Waterwingebieden: gebieden waaruit actief (oever) grondwater wordt gewonnen voor de productie van drinkwater. Basis voor het aantal wingebieden vormt een geodatabase (vigerende gebieden provincie), in beheer bij afdeling Asset Management, waarbij de volgende kenmerken gelden:

  • Vitens is rechthebbende;

  • Het gebied is opgenomen in de winvergunning;

  • Er zijn winmiddelen (winputten) in het waterwingebied aanwezig;

  • Het waterwingebied heeft de status ‘niet vervallen’.

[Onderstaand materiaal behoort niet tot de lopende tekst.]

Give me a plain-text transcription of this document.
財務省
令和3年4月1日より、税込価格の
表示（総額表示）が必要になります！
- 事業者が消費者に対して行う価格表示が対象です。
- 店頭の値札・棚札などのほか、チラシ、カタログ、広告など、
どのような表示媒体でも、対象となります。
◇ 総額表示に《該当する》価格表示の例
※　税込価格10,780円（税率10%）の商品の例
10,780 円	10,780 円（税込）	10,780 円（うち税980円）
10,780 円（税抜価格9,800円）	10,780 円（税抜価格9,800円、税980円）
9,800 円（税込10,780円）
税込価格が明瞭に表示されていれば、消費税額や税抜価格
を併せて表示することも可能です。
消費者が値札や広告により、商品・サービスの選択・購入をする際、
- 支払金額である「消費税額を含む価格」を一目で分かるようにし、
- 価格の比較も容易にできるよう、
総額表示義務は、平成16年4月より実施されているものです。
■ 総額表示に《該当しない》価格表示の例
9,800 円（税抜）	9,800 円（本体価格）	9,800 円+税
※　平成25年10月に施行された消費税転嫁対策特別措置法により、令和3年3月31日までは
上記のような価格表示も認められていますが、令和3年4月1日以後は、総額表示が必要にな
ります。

(Water)winput: een put waardoor (oever) grondwater met behulp van een pomp aan de bodem onttrokken wordt.
 
Watertransitie: de overgang naar een situatie waarin we het watersysteem structureel anders beheren dan nu het geval is. De watertransitie is een radicale omslag dus, waarbij de focus ligt op het duurzaam en circulair omgaan met zoetwater. 
  
Winningen: gebieden waaruit grondwater wordt gewonnen voor de productie van drinkwater. Zie ook de definitie van waterwingebieden. 

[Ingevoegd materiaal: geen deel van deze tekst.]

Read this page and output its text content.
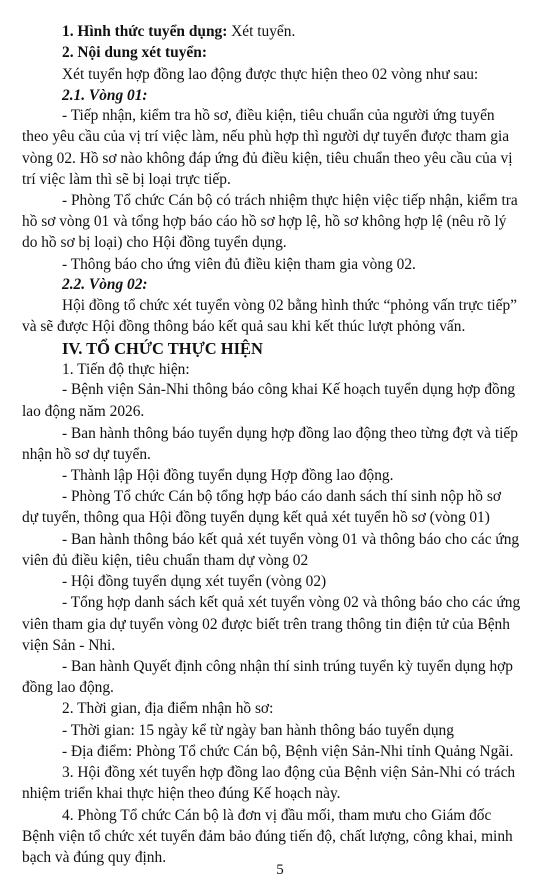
1. Hình thức tuyển dụng: Xét tuyển.
2. Nội dung xét tuyển:
Xét tuyển hợp đồng lao động được thực hiện theo 02 vòng như sau:
2.1. Vòng 01:
- Tiếp nhận, kiểm tra hồ sơ, điều kiện, tiêu chuẩn của người ứng tuyển
theo yêu cầu của vị trí việc làm, nếu phù hợp thì người dự tuyển được tham gia
vòng 02. Hồ sơ nào không đáp ứng đủ điều kiện, tiêu chuẩn theo yêu cầu của vị
trí việc làm thì sẽ bị loại trực tiếp.
- Phòng Tổ chức Cán bộ có trách nhiệm thực hiện việc tiếp nhận, kiểm tra
hồ sơ vòng 01 và tổng hợp báo cáo hồ sơ hợp lệ, hồ sơ không hợp lệ (nêu rõ lý
do hồ sơ bị loại) cho Hội đồng tuyển dụng.
- Thông báo cho ứng viên đủ điều kiện tham gia vòng 02.
2.2. Vòng 02:
Hội đồng tổ chức xét tuyển vòng 02 bằng hình thức “phỏng vấn trực tiếp”
và sẽ được Hội đồng thông báo kết quả sau khi kết thúc lượt phỏng vấn.
IV. TỔ CHỨC THỰC HIỆN
1. Tiến độ thực hiện:
- Bệnh viện Sản-Nhi thông báo công khai Kế hoạch tuyển dụng hợp đồng
lao động năm 2026.
- Ban hành thông báo tuyển dụng hợp đồng lao động theo từng đợt và tiếp
nhận hồ sơ dự tuyển.
- Thành lập Hội đồng tuyển dụng Hợp đồng lao động.
- Phòng Tổ chức Cán bộ tổng hợp báo cáo danh sách thí sinh nộp hồ sơ
dự tuyển, thông qua Hội đồng tuyển dụng kết quả xét tuyển hồ sơ (vòng 01)
- Ban hành thông báo kết quả xét tuyển vòng 01 và thông báo cho các ứng
viên đủ điều kiện, tiêu chuẩn tham dự vòng 02
- Hội đồng tuyển dụng xét tuyển (vòng 02)
- Tổng hợp danh sách kết quả xét tuyển vòng 02 và thông báo cho các ứng
viên tham gia dự tuyển vòng 02 được biết trên trang thông tin điện tử của Bệnh
viện Sản - Nhi.
- Ban hành Quyết định công nhận thí sinh trúng tuyển kỳ tuyển dụng hợp
đồng lao động.
2. Thời gian, địa điểm nhận hồ sơ:
- Thời gian: 15 ngày kể từ ngày ban hành thông báo tuyển dụng
- Địa điểm: Phòng Tổ chức Cán bộ, Bệnh viện Sản-Nhi tỉnh Quảng Ngãi.
3. Hội đồng xét tuyển hợp đồng lao động của Bệnh viện Sản-Nhi có trách
nhiệm triển khai thực hiện theo đúng Kế hoạch này.
4. Phòng Tổ chức Cán bộ là đơn vị đầu mối, tham mưu cho Giám đốc
Bệnh viện tổ chức xét tuyển đảm bảo đúng tiến độ, chất lượng, công khai, minh
bạch và đúng quy định.
5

Aantrekkelijk en goed werkgeverschap:
Definitie: Een aantrekkelijke en goede werkgever biedt werknemers een veilige werkomgeving waarin vitaliteit, werkgeluk en ontwikkeling centraal staan voor nu en in de toekomst

Meetmethode: Het (goed en aantrekkelijk) werkgeverschap wordt twee keer per jaar gemeten in een betrokkenheidsmonitor. De beoordeling valt tussen 1 en 10. De beoordeling wordt berekend door het gemiddelde te nemen van de antwoorden op vragen die betrekking hebben op de betrokkenheid van medewerkers.

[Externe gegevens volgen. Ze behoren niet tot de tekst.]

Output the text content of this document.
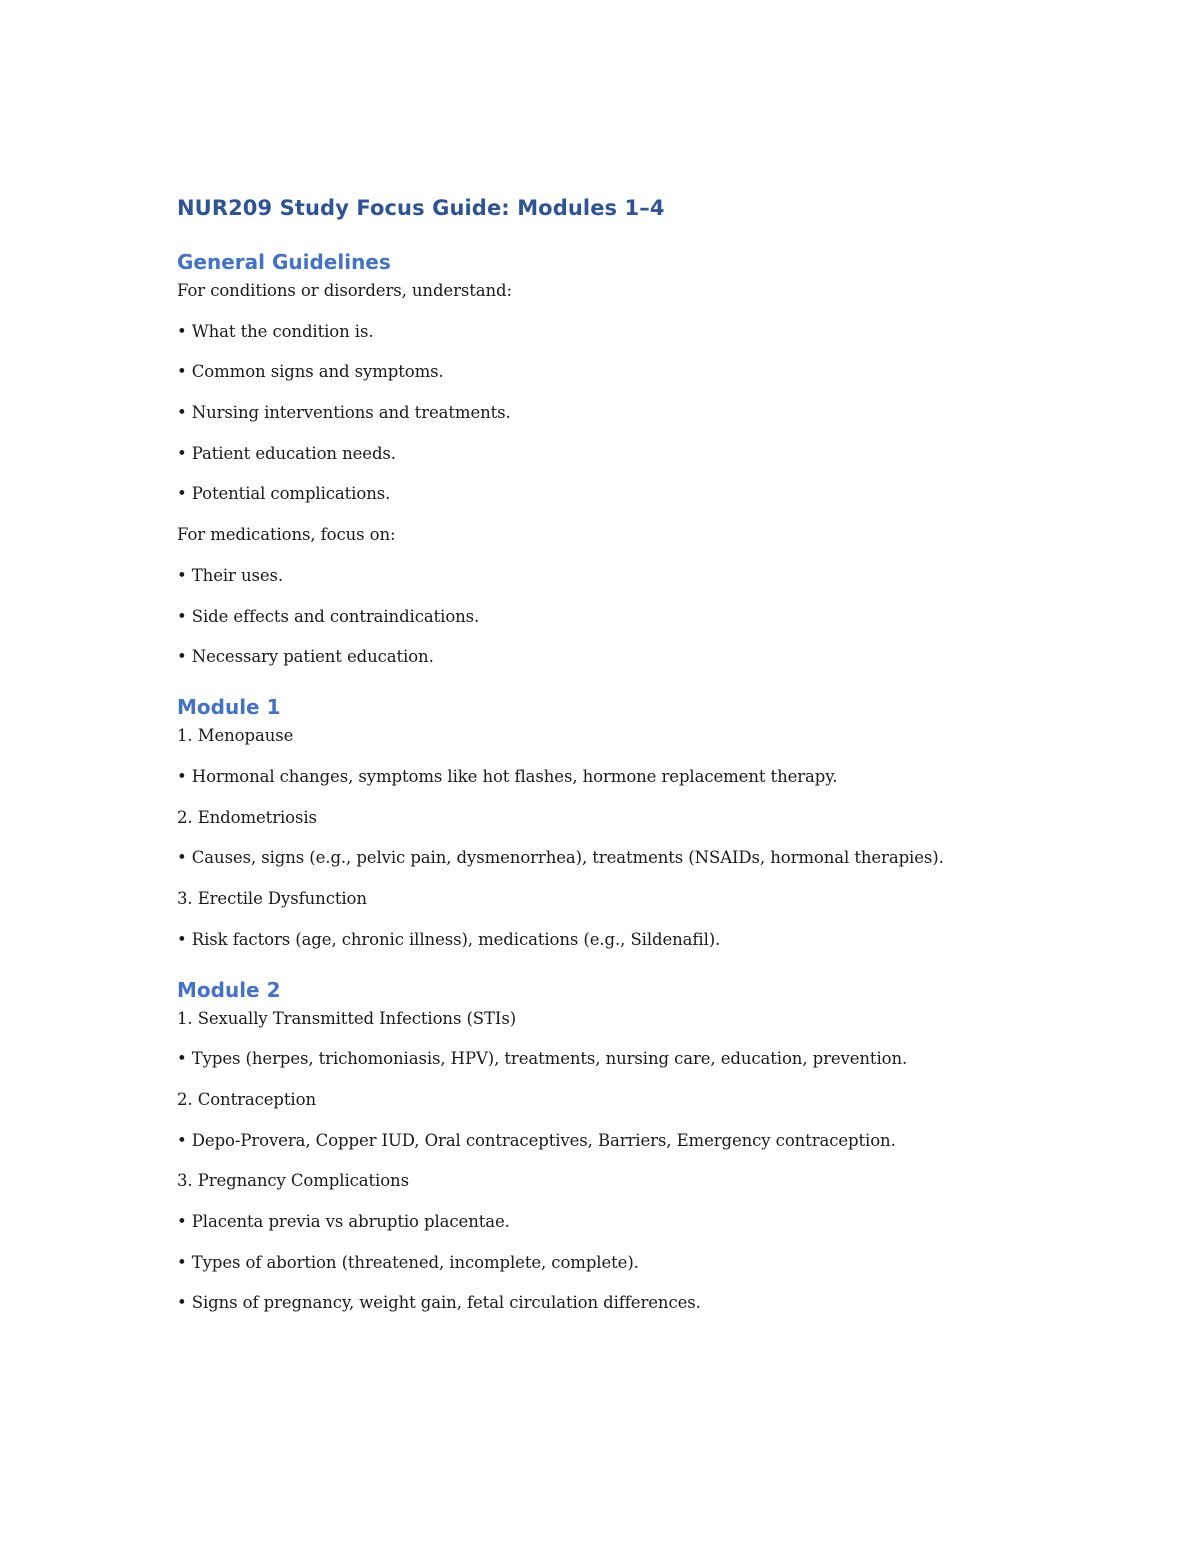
NUR209 Study Focus Guide: Modules 1–4
General Guidelines

For conditions or disorders, understand:

• What the condition is.

• Common signs and symptoms.

• Nursing interventions and treatments.

• Patient education needs.

• Potential complications.

For medications, focus on:

• Their uses.

• Side effects and contraindications.

• Necessary patient education.

Module 1

1. Menopause

• Hormonal changes, symptoms like hot flashes, hormone replacement therapy.

2. Endometriosis

• Causes, signs (e.g., pelvic pain, dysmenorrhea), treatments (NSAIDs, hormonal therapies).

3. Erectile Dysfunction

• Risk factors (age, chronic illness), medications (e.g., Sildenafil).

Module 2

1. Sexually Transmitted Infections (STIs)

• Types (herpes, trichomoniasis, HPV), treatments, nursing care, education, prevention.

2. Contraception

• Depo-Provera, Copper IUD, Oral contraceptives, Barriers, Emergency contraception.

3. Pregnancy Complications

• Placenta previa vs abruptio placentae.

• Types of abortion (threatened, incomplete, complete).

• Signs of pregnancy, weight gain, fetal circulation differences.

Verantwoordelijkheden en rapportage: De manager HR rapporteert (minimaal) een keer per jaar over de betrokkenheid van medewerkers.


Ziekteverzuim: 
Definitie: Het ziekteverzuim geeft aan welk deel van de werktijd in een bepaalde aaneengesloten periode verloren is gegaan wegens ongeschiktheid om te werken als gevolg van ziekte. Het geeft een aanwijzing van de omvang van het ziekteverzuim in relatie tot de arbeidscapaciteit. 
  
Meetmethode: Het verzuim uitgedrukt in percentage wordt berekend door het product van de ziektedagen in de periode en het arbeidsongeschiktheids-percentage te delen door het aantal dagen in de periode (12-maands inclusief langdurige ziekten/exclusief zwangerschap). Berekening is conform de standaard berekening van het Nederlands Instituut voor Arbeidsomstandigheden (NIA) in het SAP-systeem ingebouwd. 
  
Verantwoordelijkheden en rapportage: Het ziekteverzuimpercentage wordt maandelijks gerapporteerd door de afdeling Human Resources in de managementrapportage en wordt per kwartaal besproken met de Directie.